A white noise machine or app might remind you of more peaceful times and take your mind off whatever is bothering you.
Pay attention to your breathing
Simple breathing exercises are another way to quiet your mind. Your mind is going to go back to other things, but it’s important to keep bringing it back to your breathing, in and out. A 2018 study published in Frontiers in Human Neuroscience found that deep, slow breathing can also slow down your heart rate. This can be helpful if you are worried or stressed about something in particular.
You can practice diaphragmatic breathing even when you are lying in bed. Try this method for deep breathing from sleep.

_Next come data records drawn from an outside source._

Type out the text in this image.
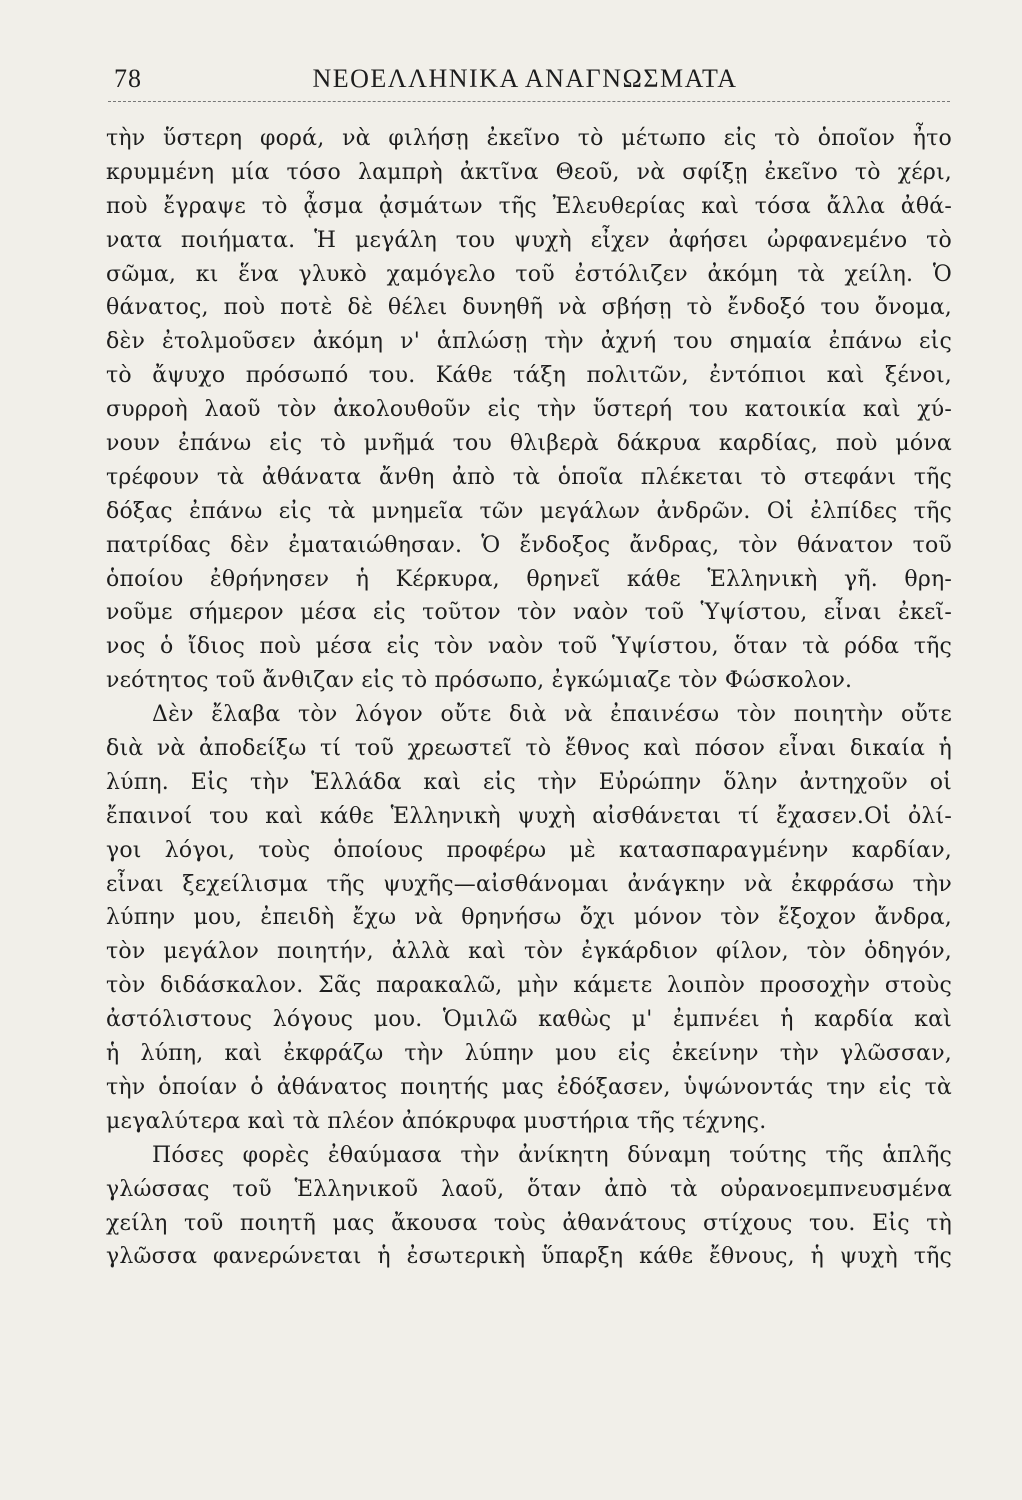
78	ΝΕΟΕΛΛΗΝΙΚΑ ΑΝΑΓΝΩΣΜΑΤΑ
τὴν ὕστερη φορά, νὰ φιλήσῃ ἐκεῖνο τὸ μέτωπο εἰς τὸ ὁποῖον ἦτο
κρυμμένη μία τόσο λαμπρὴ ἀκτῖνα Θεοῦ, νὰ σφίξῃ ἐκεῖνο τὸ χέρι,
ποὺ ἔγραψε τὸ ᾆσμα ᾀσμάτων τῆς Ἐλευθερίας καὶ τόσα ἄλλα ἀθά-
νατα ποιήματα. Ἡ μεγάλη του ψυχὴ εἶχεν ἀφήσει ὠρφανεμένο τὸ
σῶμα, κι ἕνα γλυκὸ χαμόγελο τοῦ ἐστόλιζεν ἀκόμη τὰ χείλη. Ὁ
θάνατος, ποὺ ποτὲ δὲ θέλει δυνηθῆ νὰ σβήσῃ τὸ ἔνδοξό του ὄνομα,
δὲν ἐτολμοῦσεν ἀκόμη ν' ἁπλώσῃ τὴν ἀχνή του σημαία ἐπάνω εἰς
τὸ ἄψυχο πρόσωπό του. Κάθε τάξη πολιτῶν, ἐντόπιοι καὶ ξένοι,
συρροὴ λαοῦ τὸν ἀκολουθοῦν εἰς τὴν ὕστερή του κατοικία καὶ χύ-
νουν ἐπάνω εἰς τὸ μνῆμά του θλιβερὰ δάκρυα καρδίας, ποὺ μόνα
τρέφουν τὰ ἀθάνατα ἄνθη ἀπὸ τὰ ὁποῖα πλέκεται τὸ στεφάνι τῆς
δόξας ἐπάνω εἰς τὰ μνημεῖα τῶν μεγάλων ἀνδρῶν. Οἱ ἐλπίδες τῆς
πατρίδας δὲν ἐματαιώθησαν. Ὁ ἔνδοξος ἄνδρας, τὸν θάνατον τοῦ
ὁποίου ἐθρήνησεν ἡ Κέρκυρα, θρηνεῖ κάθε Ἑλληνικὴ γῆ. θρη-
νοῦμε σήμερον μέσα εἰς τοῦτον τὸν ναὸν τοῦ Ὑψίστου, εἶναι ἐκεῖ-
νος ὁ ἴδιος ποὺ μέσα εἰς τὸν ναὸν τοῦ Ὑψίστου, ὅταν τὰ ρόδα τῆς
νεότητος τοῦ ἄνθιζαν εἰς τὸ πρόσωπο, ἐγκώμιαζε τὸν Φώσκολον.
Δὲν ἔλαβα τὸν λόγον οὔτε διὰ νὰ ἐπαινέσω τὸν ποιητὴν οὔτε
διὰ νὰ ἀποδείξω τί τοῦ χρεωστεῖ τὸ ἔθνος καὶ πόσον εἶναι δικαία ἡ
λύπη. Εἰς τὴν Ἑλλάδα καὶ εἰς τὴν Εὐρώπην ὅλην ἀντηχοῦν οἱ
ἔπαινοί του καὶ κάθε Ἑλληνικὴ ψυχὴ αἰσθάνεται τί ἔχασεν.Οἱ ὀλί-
γοι λόγοι, τοὺς ὁποίους προφέρω μὲ κατασπαραγμένην καρδίαν,
εἶναι ξεχείλισμα τῆς ψυχῆς—αἰσθάνομαι ἀνάγκην νὰ ἐκφράσω τὴν
λύπην μου, ἐπειδὴ ἔχω νὰ θρηνήσω ὄχι μόνον τὸν ἔξοχον ἄνδρα,
τὸν μεγάλον ποιητήν, ἀλλὰ καὶ τὸν ἐγκάρδιον φίλον, τὸν ὁδηγόν,
τὸν διδάσκαλον. Σᾶς παρακαλῶ, μὴν κάμετε λοιπὸν προσοχὴν στοὺς
ἀστόλιστους λόγους μου. Ὁμιλῶ καθὼς μ' ἐμπνέει ἡ καρδία καὶ
ἡ λύπη, καὶ ἐκφράζω τὴν λύπην μου εἰς ἐκείνην τὴν γλῶσσαν,
τὴν ὁποίαν ὁ ἀθάνατος ποιητής μας ἐδόξασεν, ὑψώνοντάς την εἰς τὰ
μεγαλύτερα καὶ τὰ πλέον ἀπόκρυφα μυστήρια τῆς τέχνης.
Πόσες φορὲς ἐθαύμασα τὴν ἀνίκητη δύναμη τούτης τῆς ἁπλῆς
γλώσσας τοῦ Ἑλληνικοῦ λαοῦ, ὅταν ἀπὸ τὰ οὐρανοεμπνευσμένα
χείλη τοῦ ποιητῆ μας ἄκουσα τοὺς ἀθανάτους στίχους του. Εἰς τὴ
γλῶσσα φανερώνεται ἡ ἐσωτερικὴ ὕπαρξη κάθε ἔθνους, ἡ ψυχὴ τῆς
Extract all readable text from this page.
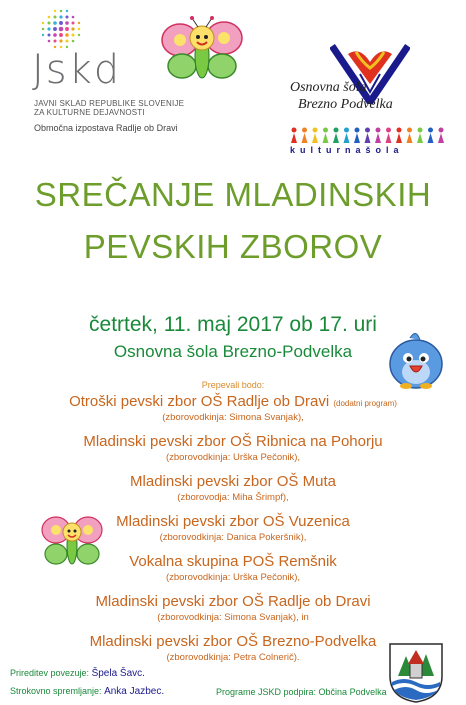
Jskd
JAVNI SKLAD REPUBLIKE SLOVENIJE
ZA KULTURNE DEJAVNOSTI
Območna izpostava Radlje ob Dravi
Osnovna šola
Brezno Podvelka
kulturnašola
SREČANJE MLADINSKIH
PEVSKIH ZBOROV
četrtek, 11. maj 2017 ob 17. uri
Osnovna šola Brezno-Podvelka
Prepevali bodo:
Otroški pevski zbor OŠ Radlje ob Dravi (dodatni program)
(zborovodkinja: Simona Svanjak),
Mladinski pevski zbor OŠ Ribnica na Pohorju
(zborovodkinja: Urška Pečonik),
Mladinski pevski zbor OŠ Muta
(zborovodja: Miha Šrimpf),
Mladinski pevski zbor OŠ Vuzenica
(zborovodkinja: Danica Pokeršnik),
Vokalna skupina POŠ Remšnik
(zborovodkinja: Urška Pečonik),
Mladinski pevski zbor OŠ Radlje ob Dravi
(zborovodkinja: Simona Svanjak), in
Mladinski pevski zbor OŠ Brezno-Podvelka
(zborovodkinja: Petra Colnerič).
Prireditev povezuje: Špela Šavc.
Strokovno spremljanje: Anka Jazbec.	Programe JSKD podpira: Občina Podvelka
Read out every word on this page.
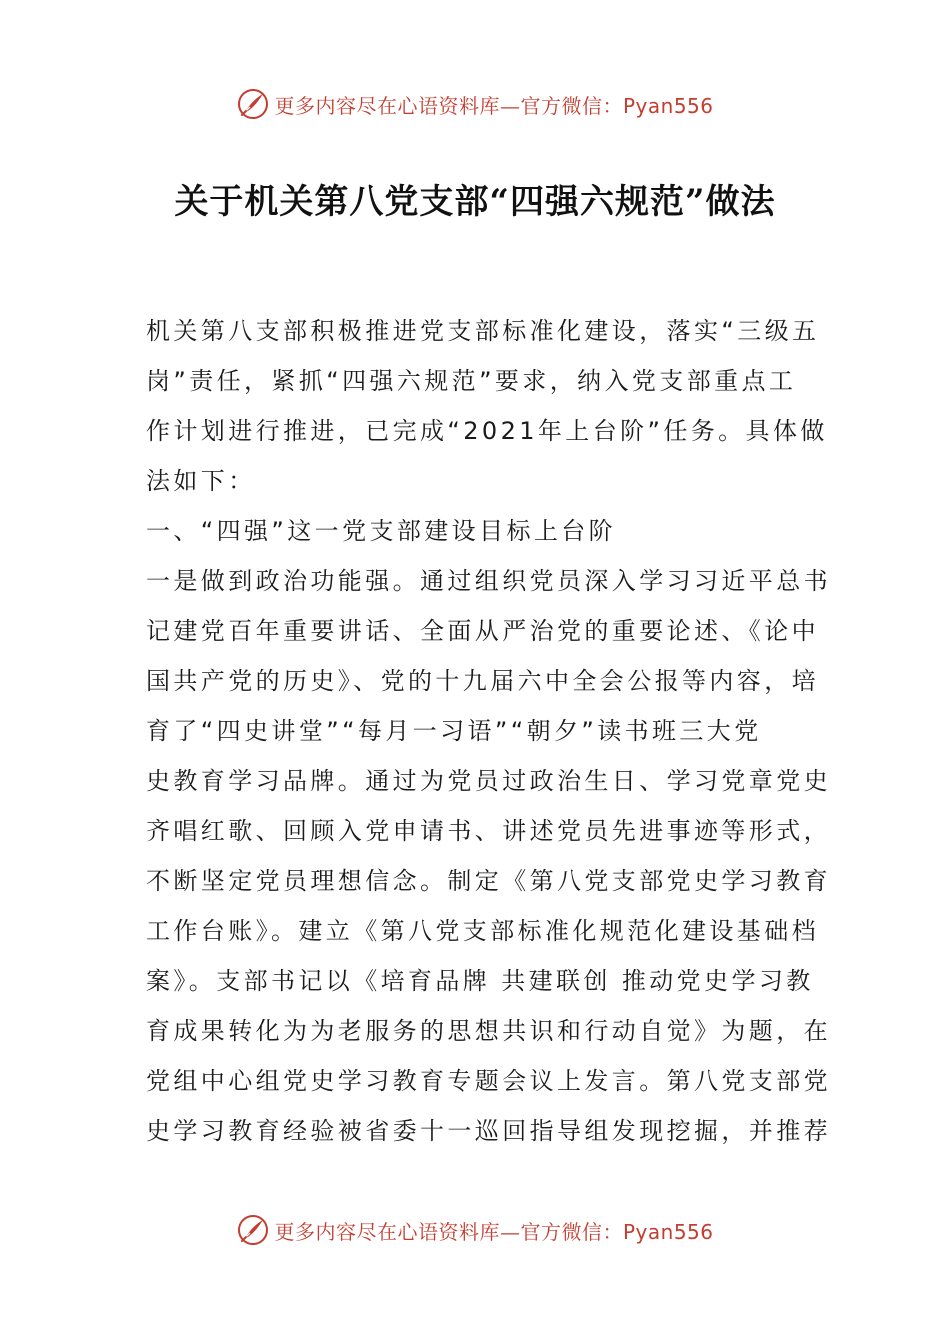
更多内容尽在心语资料库—官方微信：Pyan556
关于机关第八党支部“四强六规范”做法
机关第八支部积极推进党支部标准化建设，落实“三级五
岗”责任，紧抓“四强六规范”要求，纳入党支部重点工
作计划进行推进，已完成“2021年上台阶”任务。具体做
法如下：
一、“四强”这一党支部建设目标上台阶
一是做到政治功能强。通过组织党员深入学习习近平总书
记建党百年重要讲话、全面从严治党的重要论述、《论中
国共产党的历史》、党的十九届六中全会公报等内容，培
育了“四史讲堂”“每月一习语”“朝夕”读书班三大党
史教育学习品牌。通过为党员过政治生日、学习党章党史
齐唱红歌、回顾入党申请书、讲述党员先进事迹等形式，
不断坚定党员理想信念。制定《第八党支部党史学习教育
工作台账》。建立《第八党支部标准化规范化建设基础档
案》。支部书记以《培育品牌 共建联创 推动党史学习教
育成果转化为为老服务的思想共识和行动自觉》为题，在
党组中心组党史学习教育专题会议上发言。第八党支部党
史学习教育经验被省委十一巡回指导组发现挖掘，并推荐
更多内容尽在心语资料库—官方微信：Pyan556
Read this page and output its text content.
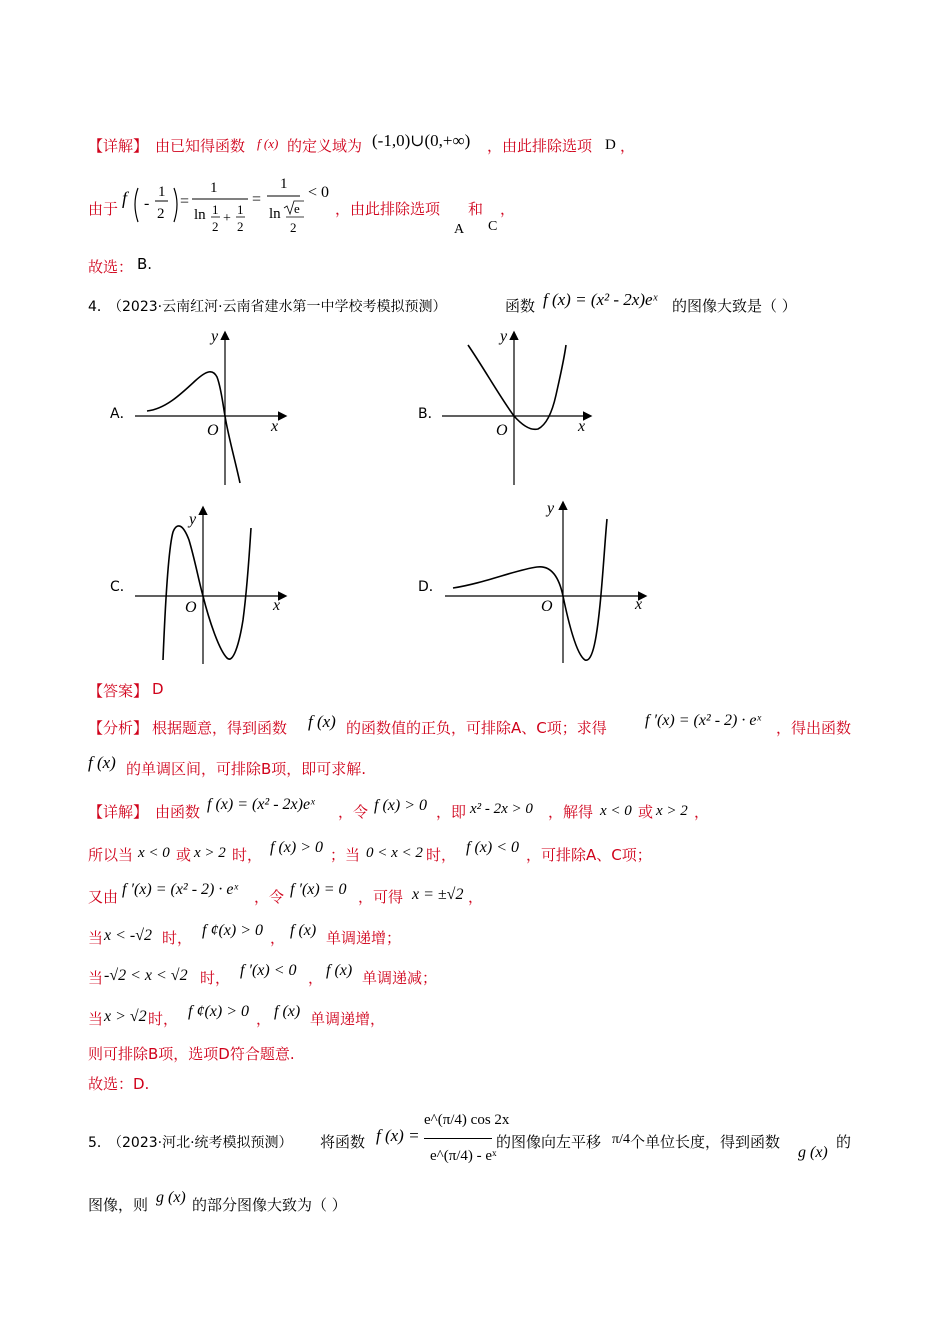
【详解】 由已知得函数 f (x) 的定义域为 (-1,0)∪(0,+∞) ，由此排除选项 D ，
由于
f -
1
2
=
1
ln 1
2
+
1
2
=
1
ln e
2
< 0
，由此排除选项 和
A C
，
故选： B.
4．
（2023·云南红河·云南省建水第一中学校考模拟预测）	函数 f (x) = (x² - 2x)eˣ 的图像大致是（ ）
A．
y
x
O
B．
y
x
O
C．
y
x
O
D．
y
x
O
【答案】 D
【分析】 根据题意，得到函数 f (x) 的函数值的正负，可排除A、C项；求得 f ′(x) = (x² - 2) · eˣ ，得出函数
f (x) 的单调区间，可排除B项，即可求解.
【详解】 由函数 f (x) = (x² - 2x)eˣ ，令 f (x) > 0 ，即 x² - 2x > 0 ，解得 x < 0 或 x > 2 ，
所以当 x < 0 或 x > 2 时， f (x) > 0 ；当 0 < x < 2 时， f (x) < 0 ，可排除A、C项；
又由 f ′(x) = (x² - 2) · eˣ ，令 f ′(x) = 0 ，可得 x = ±√2 ，
当 x < -√2 时， f ¢(x) > 0 ， f (x) 单调递增；
当 -√2 < x < √2 时， f ′(x) < 0 ， f (x) 单调递减；
当 x > √2 时， f ¢(x) > 0 ， f (x) 单调递增，
则可排除B项，选项D符合题意.
故选：D.
5．
（2023·河北·统考模拟预测） 将函数 f (x) =
e^(π/4) cos 2x
e^(π/4) - eˣ
的图像向左平移 π/4 个单位长度，得到函数
g (x)
的
图像，则 g (x) 的部分图像大致为（ ）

Put one hand on your chest and the other on your stomach. Take a two-second breath through your nose, feel your stomach grow, and then gently push on your stomach as you slowly let out your breath. Repeat.
Eat a light snack with carbs
Some foods should not be eaten right before bed. Eating a lot of protein can slow digestion and make sleeping hard. Also, you should avoid processed cheese, salami, and pepperoni, which can make the brain release a hormone called norepinephrine.
But a light carbohydrate snack, like a small serving of popcorn or whole-grain crackers, may help you sleep if you can’t. This is because carbs cause your brain to release serotonin, a sleep hormone. If it’s been hours since dinner, a small snack might also take your mind off your empty stomach.
If you’re too tired to sleep but can’t, you might be too excited to fall asleep. In this case, try relaxation techniques, like the ones in the RISE app, to help you calm down, relax, do exercises and get ready to sleep. Try to fix bad sleep habits, a misaligned circadian rhythm, insomnia, or an underlying medical problem, each of which has its own set of solutions. But if your problem persists after all of these, don’t take much time to visit a doctor or a physical therapist to see the exercises.